In re Martha Stewart Living Omnimedia, Inc. Stockholder Litig., Consol. C.A. No. 11202-VCS (Del. Ch. Aug. 18, 2017)
Vice Chancellor Joseph R. Slights III dismissed stockholder claims challenging the acquisition of Martha Stewart Living Omnimedia, Inc. (MSLO) by Sequential Brands Group, Inc. (Sequential), and determined that compliance with the procedural protections elaborated in MFW would result in application of the business judgment rule in third-party sales with a conflicted controller.
Stockholders of MSLO brought claims against Martha Stewart, MSLO’s former controlling stockholder, for breach of fiduciary duty and against Sequential for aiding and abetting that breach in connection with the MSLO board’s approval of the merger. To determine the standard of review, the court first analyzed whether Stewart engaged in a conflicted transaction. Although Stewart was only on the sell side of the transaction and received the same per-share merger consideration as other stockholders, the plaintiffs alleged that Sequential lowered its offer after agreeing to “side deals” with Stewart. However, the court concluded that the plaintiffs had failed to plead facts supporting a reasonable inference that side deals with Stewart were unfair or “diverted” merger consideration that would otherwise have been paid to the minority stockholders.

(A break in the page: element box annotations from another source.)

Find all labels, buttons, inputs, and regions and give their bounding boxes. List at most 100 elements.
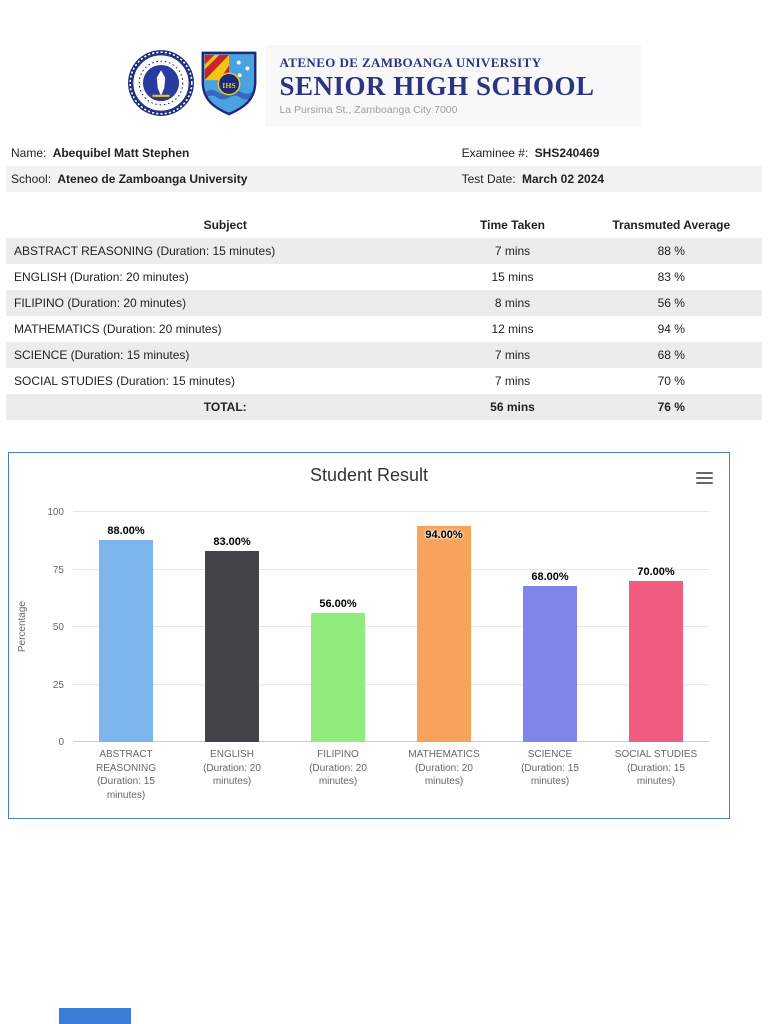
senior-high-crest-icon: IHS: [199, 49, 259, 122]
table-row: SOCIAL STUDIES (Duration: 15 minutes) 7 m…: [6, 368, 762, 394]
table-row: SCIENCE (Duration: 15 minutes) 7 mins 68 %: [6, 342, 762, 369]
total-row: TOTAL: 56 mins 76 %: [6, 394, 762, 421]
bar-column: 70.00%: [603, 512, 709, 743]
bar-3[interactable]: [311, 613, 365, 743]
school-address: La Pursima St., Zamboanga City 7000: [279, 104, 458, 117]
time-taken-cell: 7 mins: [494, 348, 531, 363]
bar-4[interactable]: [417, 525, 471, 743]
results-table-header: Subject Time Taken Transmuted Average: [6, 212, 762, 238]
crest-monogram: IHS: [223, 81, 236, 90]
bar-5[interactable]: [523, 585, 577, 743]
y-axis-tick-label: 75: [52, 564, 64, 576]
bar-data-label: 68.00%: [531, 570, 569, 583]
table-row: ABSTRACT REASONING (Duration: 15 minutes…: [6, 238, 762, 265]
subject-cell: MATHEMATICS (Duration: 20 minutes): [14, 322, 222, 337]
bar-6[interactable]: [629, 581, 683, 743]
gridline: [73, 568, 709, 570]
time-taken-cell: 15 mins: [491, 270, 534, 285]
column-header-subject: Subject: [203, 218, 247, 233]
name-cell: Name: Abequibel Matt Stephen: [6, 146, 462, 160]
subject-cell: SCIENCE (Duration: 15 minutes): [14, 348, 190, 363]
examinee-value: SHS240469: [534, 146, 600, 161]
y-axis-tick-label: 0: [58, 737, 64, 749]
y-axis-tick-label: 25: [52, 679, 64, 691]
y-axis-tick-label: 100: [47, 507, 64, 519]
bar-data-label: 70.00%: [637, 566, 675, 579]
transmuted-average-cell: 88 %: [657, 244, 685, 259]
subject-cell: FILIPINO (Duration: 20 minutes): [14, 296, 187, 311]
name-value: Abequibel Matt Stephen: [52, 146, 190, 161]
name-label: Name:: [11, 146, 47, 161]
bar-data-label: 83.00%: [213, 536, 251, 549]
gridline: [73, 683, 709, 685]
transmuted-average-cell: 83 %: [657, 270, 685, 285]
transmuted-average-cell: 94 %: [657, 322, 685, 337]
bar-column: 94.00%: [391, 512, 497, 743]
student-result-chart: Student Result Percentage 88.00% 83.00% 56…: [8, 452, 730, 820]
bar-data-label: 94.00%: [425, 528, 463, 541]
time-taken-cell: 8 mins: [494, 296, 531, 311]
report-header: IHS ATENEO DE ZAMBOANGA UNIVERSITY SENIO…: [0, 45, 768, 127]
subject-cell: ENGLISH (Duration: 20 minutes): [14, 270, 189, 285]
bar-1[interactable]: [99, 539, 153, 743]
test-date-label: Test Date:: [461, 172, 516, 187]
chart-title: Student Result: [309, 465, 429, 486]
results-table-body: ABSTRACT REASONING (Duration: 15 minutes…: [6, 238, 762, 394]
transmuted-average-cell: 68 %: [657, 348, 685, 363]
y-axis-title: Percentage: [17, 601, 28, 653]
test-date-value: March 02 2024: [521, 172, 605, 187]
gridline: [73, 741, 709, 743]
bar-column: 83.00%: [179, 512, 285, 743]
school-value: Ateneo de Zamboanga University: [57, 172, 248, 187]
bar-2[interactable]: [205, 551, 259, 743]
x-axis-category-label: ENGLISH (Duration: 20 minutes): [203, 749, 261, 788]
x-axis-category-label: MATHEMATICS (Duration: 20 minutes): [408, 749, 480, 788]
table-row: MATHEMATICS (Duration: 20 minutes) 12 min…: [6, 316, 762, 342]
examinee-cell: Examinee #: SHS240469: [462, 146, 762, 160]
total-average: 76 %: [657, 400, 685, 415]
bar-data-label: 56.00%: [319, 598, 357, 611]
bar-data-label: 88.00%: [107, 524, 145, 537]
time-taken-cell: 7 mins: [494, 374, 531, 389]
subject-cell: ABSTRACT REASONING (Duration: 15 minutes…: [14, 244, 276, 259]
bar-column: 88.00%: [73, 512, 179, 743]
column-header-time-taken: Time Taken: [480, 218, 545, 233]
gridline: [73, 511, 709, 513]
gridline: [73, 626, 709, 628]
table-row: ENGLISH (Duration: 20 minutes) 15 mins 83 …: [6, 264, 762, 290]
university-seal-icon: [127, 49, 195, 122]
chart-plot-area: Percentage 88.00% 83.00% 56.00% 94.00% 68.00…: [17, 507, 709, 748]
total-time: 56 mins: [490, 400, 535, 415]
x-axis-category-label: ABSTRACT REASONING (Duration: 15 minutes…: [95, 749, 156, 801]
student-info: Name: Abequibel Matt Stephen Examinee #:…: [6, 140, 762, 193]
header-text-block: ATENEO DE ZAMBOANGA UNIVERSITY SENIOR HI…: [265, 45, 641, 127]
school-cell: School: Ateneo de Zamboanga University: [6, 172, 462, 186]
subject-cell: SOCIAL STUDIES (Duration: 15 minutes): [14, 374, 235, 389]
x-axis-category-label: SOCIAL STUDIES (Duration: 15 minutes): [614, 749, 698, 788]
bar-column: 56.00%: [285, 512, 391, 743]
time-taken-cell: 7 mins: [494, 244, 531, 259]
bar-column: 68.00%: [497, 512, 603, 743]
y-axis-tick-label: 50: [52, 622, 64, 634]
test-date-cell: Test Date: March 02 2024: [462, 172, 762, 186]
footer-blue-button[interactable]: [59, 1008, 131, 1024]
bars-container: 88.00% 83.00% 56.00% 94.00% 68.00% 70.00%: [73, 512, 709, 743]
school-label: School:: [11, 172, 52, 187]
examinee-label: Examinee #:: [461, 146, 529, 161]
transmuted-average-cell: 56 %: [657, 296, 685, 311]
total-label: TOTAL:: [203, 400, 247, 415]
table-row: FILIPINO (Duration: 20 minutes) 8 mins 56 …: [6, 290, 762, 317]
results-table: Subject Time Taken Transmuted Average AB…: [6, 212, 762, 421]
time-taken-cell: 12 mins: [491, 322, 534, 337]
x-axis-category-label: FILIPINO (Duration: 20 minutes): [309, 749, 367, 788]
info-row-name: Name: Abequibel Matt Stephen Examinee #:…: [6, 140, 762, 166]
school-name: SENIOR HIGH SCHOOL: [279, 71, 595, 101]
info-row-school: School: Ateneo de Zamboanga University T…: [6, 166, 762, 193]
x-axis-category-label: SCIENCE (Duration: 15 minutes): [521, 749, 579, 788]
hamburger-menu-icon[interactable]: [694, 467, 715, 489]
logo-group: IHS: [127, 49, 259, 122]
x-axis-category-labels: ABSTRACT REASONING (Duration: 15 minutes…: [73, 748, 709, 802]
results-table-footer: TOTAL: 56 mins 76 %: [6, 394, 762, 421]
university-name: ATENEO DE ZAMBOANGA UNIVERSITY: [279, 55, 542, 70]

The court said “[i]t was entirely proper for [buyer] to pay, and for Stewart to accept, extra consideration (just as MSLO had paid before the Merger) to secure the immeasurable value of ” Stewart’s commitment of “time, energy and talent to keep the brand alive and thriving.” Because the plaintiffs failed to allege facts that supported an inference “that the side payment represented an improper diversion” of consideration, the business judgment standard applied.

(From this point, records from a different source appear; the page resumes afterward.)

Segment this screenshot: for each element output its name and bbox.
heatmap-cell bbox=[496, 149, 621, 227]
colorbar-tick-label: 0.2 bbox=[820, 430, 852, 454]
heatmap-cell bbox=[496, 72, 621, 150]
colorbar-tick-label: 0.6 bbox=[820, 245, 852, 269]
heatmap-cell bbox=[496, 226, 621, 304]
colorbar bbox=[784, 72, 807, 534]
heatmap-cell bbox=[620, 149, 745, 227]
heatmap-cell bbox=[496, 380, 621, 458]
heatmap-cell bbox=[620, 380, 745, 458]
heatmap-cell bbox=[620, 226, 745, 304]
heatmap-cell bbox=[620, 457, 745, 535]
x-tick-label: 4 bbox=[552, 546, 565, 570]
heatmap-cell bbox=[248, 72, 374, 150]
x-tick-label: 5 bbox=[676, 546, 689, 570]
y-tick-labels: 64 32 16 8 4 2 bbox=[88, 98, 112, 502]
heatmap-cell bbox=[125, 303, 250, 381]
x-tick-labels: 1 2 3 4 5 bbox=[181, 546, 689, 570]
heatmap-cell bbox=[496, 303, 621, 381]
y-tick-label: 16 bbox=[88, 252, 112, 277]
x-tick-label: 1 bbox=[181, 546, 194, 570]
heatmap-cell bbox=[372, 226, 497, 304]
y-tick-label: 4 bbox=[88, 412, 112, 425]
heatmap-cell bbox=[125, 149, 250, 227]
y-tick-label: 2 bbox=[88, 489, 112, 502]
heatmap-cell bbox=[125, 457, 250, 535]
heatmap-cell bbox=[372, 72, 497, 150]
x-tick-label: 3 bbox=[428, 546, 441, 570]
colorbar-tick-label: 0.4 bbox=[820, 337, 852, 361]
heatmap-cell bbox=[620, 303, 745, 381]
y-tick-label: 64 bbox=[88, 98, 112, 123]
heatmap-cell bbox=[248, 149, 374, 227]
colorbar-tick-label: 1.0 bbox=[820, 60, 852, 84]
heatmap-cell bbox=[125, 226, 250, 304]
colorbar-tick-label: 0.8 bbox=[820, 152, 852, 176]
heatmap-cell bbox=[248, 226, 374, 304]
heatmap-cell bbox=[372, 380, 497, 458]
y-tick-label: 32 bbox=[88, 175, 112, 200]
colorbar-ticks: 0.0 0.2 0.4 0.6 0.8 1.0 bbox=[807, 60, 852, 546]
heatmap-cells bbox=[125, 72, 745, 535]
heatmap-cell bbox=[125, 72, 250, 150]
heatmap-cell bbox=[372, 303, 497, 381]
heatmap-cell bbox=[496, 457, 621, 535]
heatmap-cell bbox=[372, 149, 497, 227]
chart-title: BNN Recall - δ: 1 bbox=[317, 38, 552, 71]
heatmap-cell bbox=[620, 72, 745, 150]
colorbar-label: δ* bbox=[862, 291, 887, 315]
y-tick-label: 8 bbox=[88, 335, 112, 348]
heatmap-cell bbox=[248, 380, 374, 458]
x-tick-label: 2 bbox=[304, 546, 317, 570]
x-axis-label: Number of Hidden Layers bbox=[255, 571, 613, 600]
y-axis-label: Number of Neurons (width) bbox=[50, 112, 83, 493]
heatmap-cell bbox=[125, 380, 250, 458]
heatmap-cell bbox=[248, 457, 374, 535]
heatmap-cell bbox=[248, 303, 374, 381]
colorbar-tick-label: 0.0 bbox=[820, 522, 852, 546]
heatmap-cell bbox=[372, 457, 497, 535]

Nevertheless, the court also analyzed whether the approval by an independent, disinterested and properly empowered special committee and a nonwaivable, fully informed and uncoerced vote of a majority of the minority stockholders provided an independent basis to invoke the business judgment rule. Determining that the “need to incentivize fiduciaries to act in the best interests of minority stockholders ... is equally important in one-sided and two-sided conflicted controller transactions,” the court held that “strict compliance with the transactional road map” in MFW “is required for the controlling stockholder to earn pleadings-stage business judgment deference when it is well-pled that the controller, as seller, engaged in a conflicted transaction ...” The court then considered when in the negotiation process the MFW protections would need to be agreed upon and determined that to obtain business judgment rule protection at the pleading stage, the dual protections must be in place before the controlling stockholder begins to negotiate with an acquirer for additional consideration. Finding that the plaintiffs failed to adequately plead that (1) the special committee lacked independence and was ineffective and (2) the majority of the minority vote condition was ineffective, business judgment review was appropriate. The court granted the motions to dismiss for all claims.